I was a wanderer, someone who is no one. I had lost everything which I once held dear... My family, my home, my friends, all vanished away never to return.

I don't even know who I really am. Trauma had also made me lose my memories. I know nothing about the person I once was. I literally know nothing, not even the name by which I once was called.

Death has eluded me countless times... I am not afraid to die, but neither do I wish for my life to end so soon... Not when I finally have the chance to rebuild the shattered pieces of my life...

Each waking hour is a struggle. Each day is a new battle to be fought... The weak will be vanquished, the strong will carry on. This is the philosophy which has been drummed into my head for as long as I can remember.

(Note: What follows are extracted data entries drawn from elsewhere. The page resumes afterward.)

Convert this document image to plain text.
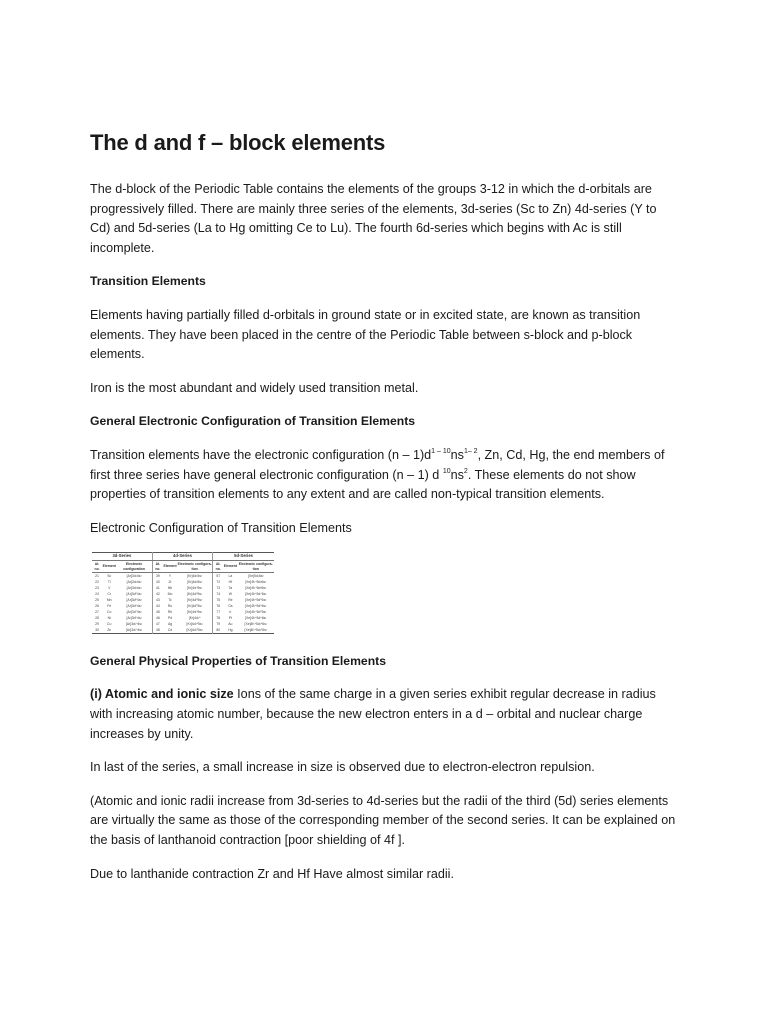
The d and f – block elements

The d-block of the Periodic Table contains the elements of the groups 3-12 in which the d-orbitals are progressively filled. There are mainly three series of the elements, 3d-series (Sc to Zn) 4d-series (Y to Cd) and 5d-series (La to Hg omitting Ce to Lu). The fourth 6d-series which begins with Ac is still incomplete.

Transition Elements

Elements having partially filled d-orbitals in ground state or in excited state, are known as transition elements. They have been placed in the centre of the Periodic Table between s-block and p-block elements.

Iron is the most abundant and widely used transition metal.

General Electronic Configuration of Transition Elements

Transition elements have the electronic configuration $(n - 1)d^{1 - 10}ns^{1- 2}$, Zn, Cd, Hg, the end members of first three series have general electronic configuration (n – 1) d $^{10}ns^2$. These elements do not show properties of transition elements to any extent and are called non-typical transition elements.

Electronic Configuration of Transition Elements

3d-Series			4d-Series			5d-Series		
At. no.	Element	Electronic configuration	At. no.	Element	Electronic configura-tion	At. no.	Element	Electronic configura-tion
21	Sc	[Ar]3d¹4s²	39	Y	[Kr]4d¹5s²	57	La	[Xe]5d¹6s²
22	Ti	[Ar]3d²4s²	40	Zr	[Kr]4d²5s²	72	Hf	[Xe]4f¹⁴5d²6s²
23	V	[Ar]3d³4s²	41	Nb	[Kr]4d⁴5s¹	73	Ta	[Xe]4f¹⁴5d³6s²
24	Cr	[Ar]3d⁵4s¹	42	Mo	[Kr]4d⁵5s¹	74	W	[Xe]4f¹⁴5d⁴6s²
25	Mn	[Ar]3d⁵4s²	43	Tc	[Kr]4d⁵5s²	75	Re	[Xe]4f¹⁴5d⁵6s²
26	Fe	[Ar]3d⁶4s²	44	Ru	[Kr]4d⁷5s¹	76	Os	[Xe]4f¹⁴5d⁶6s²
27	Co	[Ar]3d⁷4s²	45	Rh	[Kr]4d⁸5s¹	77	Ir	[Xe]4f¹⁴5d⁷6s²
28	Ni	[Ar]3d⁸4s²	46	Pd	[Kr]4d¹⁰	78	Pt	[Xe]4f¹⁴5d⁹6s¹
29	Cu	[Ar]3d¹⁰4s¹	47	Ag	[Kr]4d¹⁰5s¹	79	Au	[Xe]4f¹⁴5d¹⁰6s¹
30	Zn	[Ar]3d¹⁰4s²	48	Cd	[Kr]4d¹⁰5s²	80	Hg	[Xe]4f¹⁴5d¹⁰6s²

General Physical Properties of Transition Elements

(i) Atomic and ionic size Ions of the same charge in a given series exhibit regular decrease in radius with increasing atomic number, because the new electron enters in a d – orbital and nuclear charge increases by unity.

In last of the series, a small increase in size is observed due to electron-electron repulsion.

(Atomic and ionic radii increase from 3d-series to 4d-series but the radii of the third (5d) series elements are virtually the same as those of the corresponding member of the second series. It can be explained on the basis of lanthanoid contraction [poor shielding of 4f ].

Due to lanthanide contraction Zr and Hf Have almost similar radii.
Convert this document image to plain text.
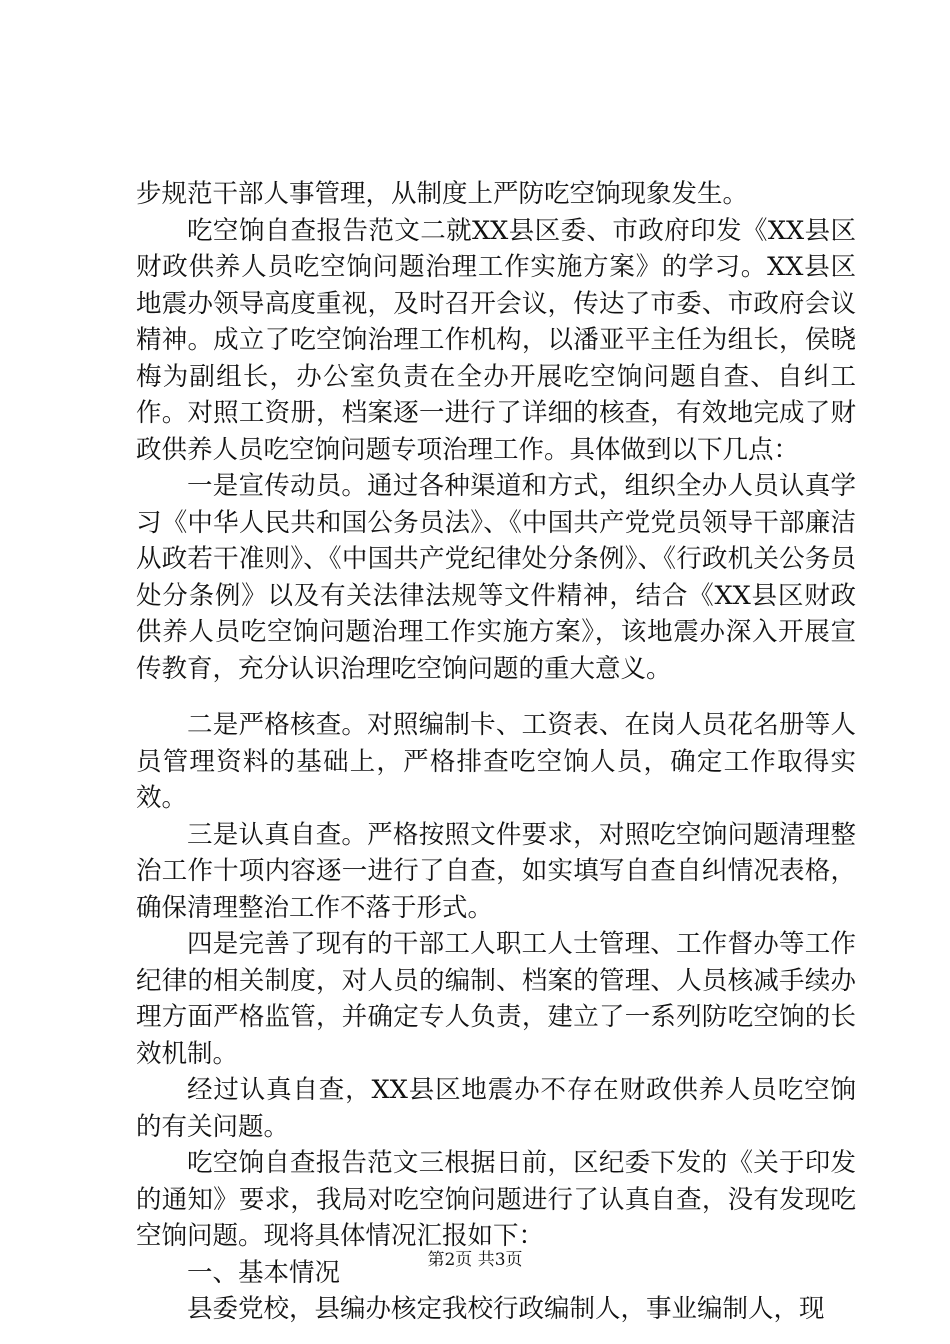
步规范干部人事管理，从制度上严防吃空饷现象发生。

吃空饷自查报告范文二就XX县区委、市政府印发《XX县区财政供养人员吃空饷问题治理工作实施方案》的学习。XX县区地震办领导高度重视，及时召开会议，传达了市委、市政府会议精神。成立了吃空饷治理工作机构，以潘亚平主任为组长，侯晓梅为副组长，办公室负责在全办开展吃空饷问题自查、自纠工作。对照工资册，档案逐一进行了详细的核查，有效地完成了财政供养人员吃空饷问题专项治理工作。具体做到以下几点：

一是宣传动员。通过各种渠道和方式，组织全办人员认真学习《中华人民共和国公务员法》、《中国共产党党员领导干部廉洁从政若干准则》、《中国共产党纪律处分条例》、《行政机关公务员处分条例》以及有关法律法规等文件精神，结合《XX县区财政供养人员吃空饷问题治理工作实施方案》，该地震办深入开展宣传教育，充分认识治理吃空饷问题的重大意义。

二是严格核查。对照编制卡、工资表、在岗人员花名册等人员管理资料的基础上，严格排查吃空饷人员，确定工作取得实效。

三是认真自查。严格按照文件要求，对照吃空饷问题清理整治工作十项内容逐一进行了自查，如实填写自查自纠情况表格，确保清理整治工作不落于形式。

四是完善了现有的干部工人职工人士管理、工作督办等工作纪律的相关制度，对人员的编制、档案的管理、人员核减手续办理方面严格监管，并确定专人负责，建立了一系列防吃空饷的长效机制。

经过认真自查，XX县区地震办不存在财政供养人员吃空饷的有关问题。

吃空饷自查报告范文三根据日前，区纪委下发的《关于印发的通知》要求，我局对吃空饷问题进行了认真自查，没有发现吃空饷问题。现将具体情况汇报如下：

一、基本情况

县委党校，县编办核定我校行政编制人，事业编制人，现

第2页 共3页
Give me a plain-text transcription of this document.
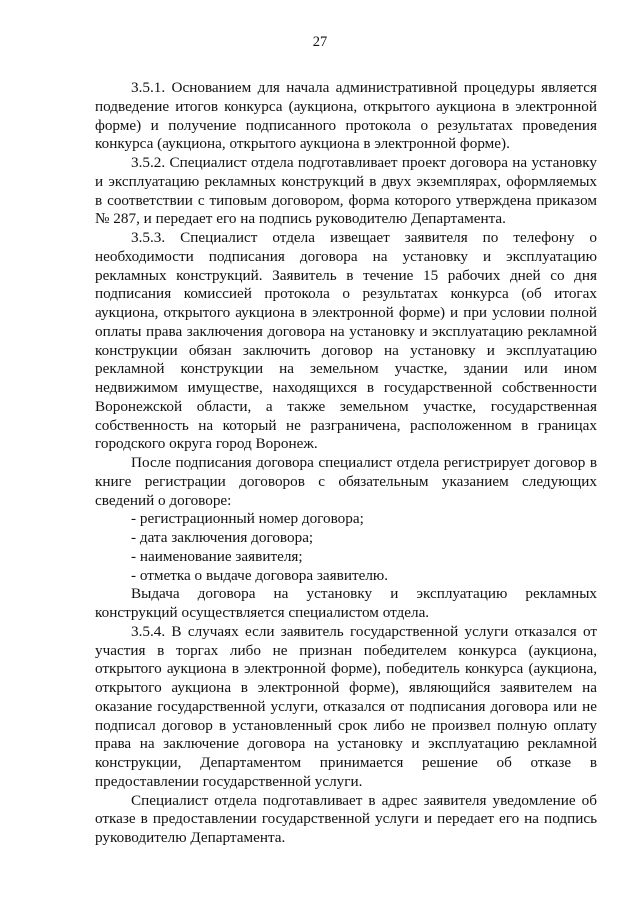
27

3.5.1. Основанием для начала административной процедуры является подведение итогов конкурса (аукциона, открытого аукциона в электронной форме) и получение подписанного протокола о результатах проведения конкурса (аукциона, открытого аукциона в электронной форме).

3.5.2. Специалист отдела подготавливает проект договора на установку и эксплуатацию рекламных конструкций в двух экземплярах, оформляемых в соответствии с типовым договором, форма которого утверждена приказом № 287, и передает его на подпись руководителю Департамента.

3.5.3. Специалист отдела извещает заявителя по телефону о необходимости подписания договора на установку и эксплуатацию рекламных конструкций. Заявитель в течение 15 рабочих дней со дня подписания комиссией протокола о результатах конкурса (об итогах аукциона, открытого аукциона в электронной форме) и при условии полной оплаты права заключения договора на установку и эксплуатацию рекламной конструкции обязан заключить договор на установку и эксплуатацию рекламной конструкции на земельном участке, здании или ином недвижимом имуществе, находящихся в государственной собственности Воронежской области, а также земельном участке, государственная собственность на который не разграничена, расположенном в границах городского округа город Воронеж.

После подписания договора специалист отдела регистрирует договор в книге регистрации договоров с обязательным указанием следующих сведений о договоре:

- регистрационный номер договора;

- дата заключения договора;

- наименование заявителя;

- отметка о выдаче договора заявителю.

Выдача договора на установку и эксплуатацию рекламных конструкций осуществляется специалистом отдела.

3.5.4. В случаях если заявитель государственной услуги отказался от участия в торгах либо не признан победителем конкурса (аукциона, открытого аукциона в электронной форме), победитель конкурса (аукциона, открытого аукциона в электронной форме), являющийся заявителем на оказание государственной услуги, отказался от подписания договора или не подписал договор в установленный срок либо не произвел полную оплату права на заключение договора на установку и эксплуатацию рекламной конструкции, Департаментом принимается решение об отказе в предоставлении государственной услуги.

Специалист отдела подготавливает в адрес заявителя уведомление об отказе в предоставлении государственной услуги и передает его на подпись руководителю Департамента.
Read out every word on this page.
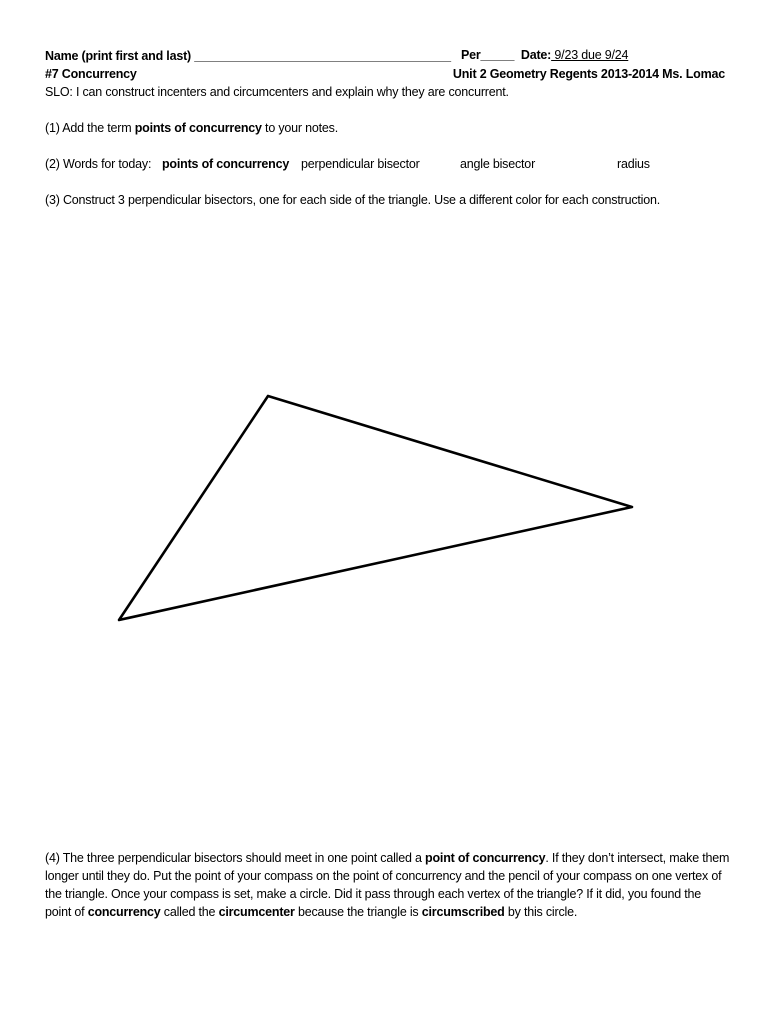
Name (print first and last) ______________________________________ Per_____ Date: 9/23 due 9/24
#7 Concurrency	Unit 2 Geometry Regents 2013-2014 Ms. Lomac
SLO: I can construct incenters and circumcenters and explain why they are concurrent.
(1) Add the term points of concurrency to your notes.
(2) Words for today: points of concurrency perpendicular bisector	angle bisector	radius
(3) Construct 3 perpendicular bisectors, one for each side of the triangle. Use a different color for each construction.
(4) The three perpendicular bisectors should meet in one point called a point of concurrency. If they don’t intersect, make them longer until they do. Put the point of your compass on the point of concurrency and the pencil of your compass on one vertex of the triangle. Once your compass is set, make a circle. Did it pass through each vertex of the triangle? If it did, you found the point of concurrency called the circumcenter because the triangle is circumscribed by this circle.
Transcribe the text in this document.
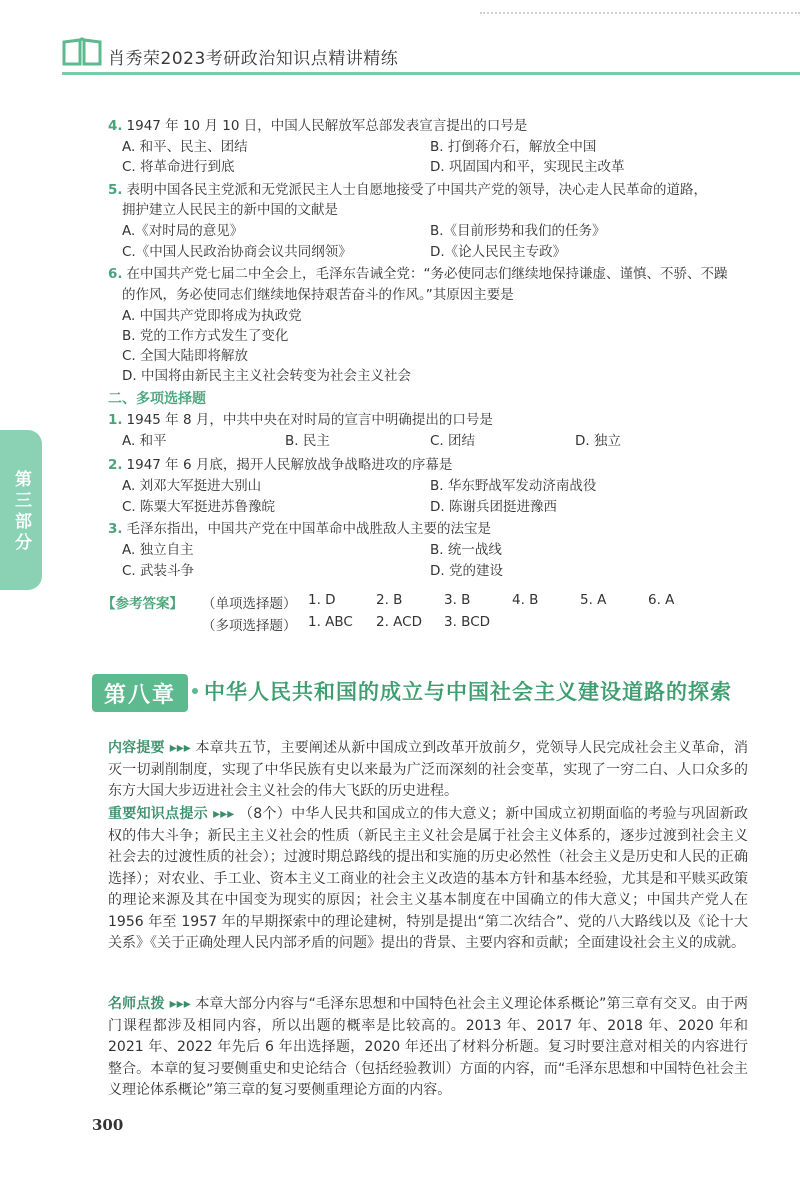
肖秀荣2023考研政治知识点精讲精练
第三部分
4. 1947 年 10 月 10 日，中国人民解放军总部发表宣言提出的口号是
A. 和平、民主、团结	B. 打倒蒋介石，解放全中国
C. 将革命进行到底	D. 巩固国内和平，实现民主改革
5. 表明中国各民主党派和无党派民主人士自愿地接受了中国共产党的领导，决心走人民革命的道路，
拥护建立人民民主的新中国的文献是
A.《对时局的意见》	B.《目前形势和我们的任务》
C.《中国人民政治协商会议共同纲领》	D.《论人民民主专政》
6. 在中国共产党七届二中全会上，毛泽东告诫全党：“务必使同志们继续地保持谦虚、谨慎、不骄、不躁
的作风，务必使同志们继续地保持艰苦奋斗的作风。”其原因主要是
A. 中国共产党即将成为执政党
B. 党的工作方式发生了变化
C. 全国大陆即将解放
D. 中国将由新民主主义社会转变为社会主义社会
二、多项选择题
1. 1945 年 8 月，中共中央在对时局的宣言中明确提出的口号是
A. 和平	B. 民主	C. 团结	D. 独立
2. 1947 年 6 月底，揭开人民解放战争战略进攻的序幕是
A. 刘邓大军挺进大别山	B. 华东野战军发动济南战役
C. 陈粟大军挺进苏鲁豫皖	D. 陈谢兵团挺进豫西
3. 毛泽东指出，中国共产党在中国革命中战胜敌人主要的法宝是
A. 独立自主	B. 统一战线
C. 武装斗争	D. 党的建设
【参考答案】 （单项选择题） 1. D	2. B	3. B	4. B	5. A	6. A
（多项选择题） 1. ABC 2. ACD 3. BCD
第八章	中华人民共和国的成立与中国社会主义建设道路的探索
内容提要 ▸▸▸ 本章共五节，主要阐述从新中国成立到改革开放前夕，党领导人民完成社会主义革命，消灭一切剥削制度，实现了中华民族有史以来最为广泛而深刻的社会变革，实现了一穷二白、人口众多的东方大国大步迈进社会主义社会的伟大飞跃的历史进程。
重要知识点提示 ▸▸▸ （8个）中华人民共和国成立的伟大意义；新中国成立初期面临的考验与巩固新政权的伟大斗争；新民主主义社会的性质（新民主主义社会是属于社会主义体系的，逐步过渡到社会主义社会去的过渡性质的社会）；过渡时期总路线的提出和实施的历史必然性（社会主义是历史和人民的正确选择）；对农业、手工业、资本主义工商业的社会主义改造的基本方针和基本经验，尤其是和平赎买政策的理论来源及其在中国变为现实的原因；社会主义基本制度在中国确立的伟大意义；中国共产党人在 1956 年至 1957 年的早期探索中的理论建树，特别是提出“第二次结合”、党的八大路线以及《论十大关系》《关于正确处理人民内部矛盾的问题》提出的背景、主要内容和贡献；全面建设社会主义的成就。
名师点拨 ▸▸▸ 本章大部分内容与“毛泽东思想和中国特色社会主义理论体系概论”第三章有交叉。由于两门课程都涉及相同内容，所以出题的概率是比较高的。2013 年、2017 年、2018 年、2020 年和 2021 年、2022 年先后 6 年出选择题，2020 年还出了材料分析题。复习时要注意对相关的内容进行整合。本章的复习要侧重史和史论结合（包括经验教训）方面的内容，而“毛泽东思想和中国特色社会主义理论体系概论”第三章的复习要侧重理论方面的内容。
300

I choose not to love, and shun love in all its forms. I've trusted no one. I've given my heart to none. In my world, either you serve a purpose or not. People come into my life and rarely do they stay.

Until one day, one fateful day... A day when everything I believed in forever changed. I met a girl who took everything that I thought I knew and threw them out the window. She was unlike anyone I've ever met, yet she is just like everyone else at the same time.

Could it be? Could she be? Would she be the one who would make me realize that " Even A Warrior Must Fall?"

Her Thoughts

I am a prisoner and certainly not because of my own choice. I had been trained to please men and cater to their every whim. To put it shortly, I am a pampered plaything...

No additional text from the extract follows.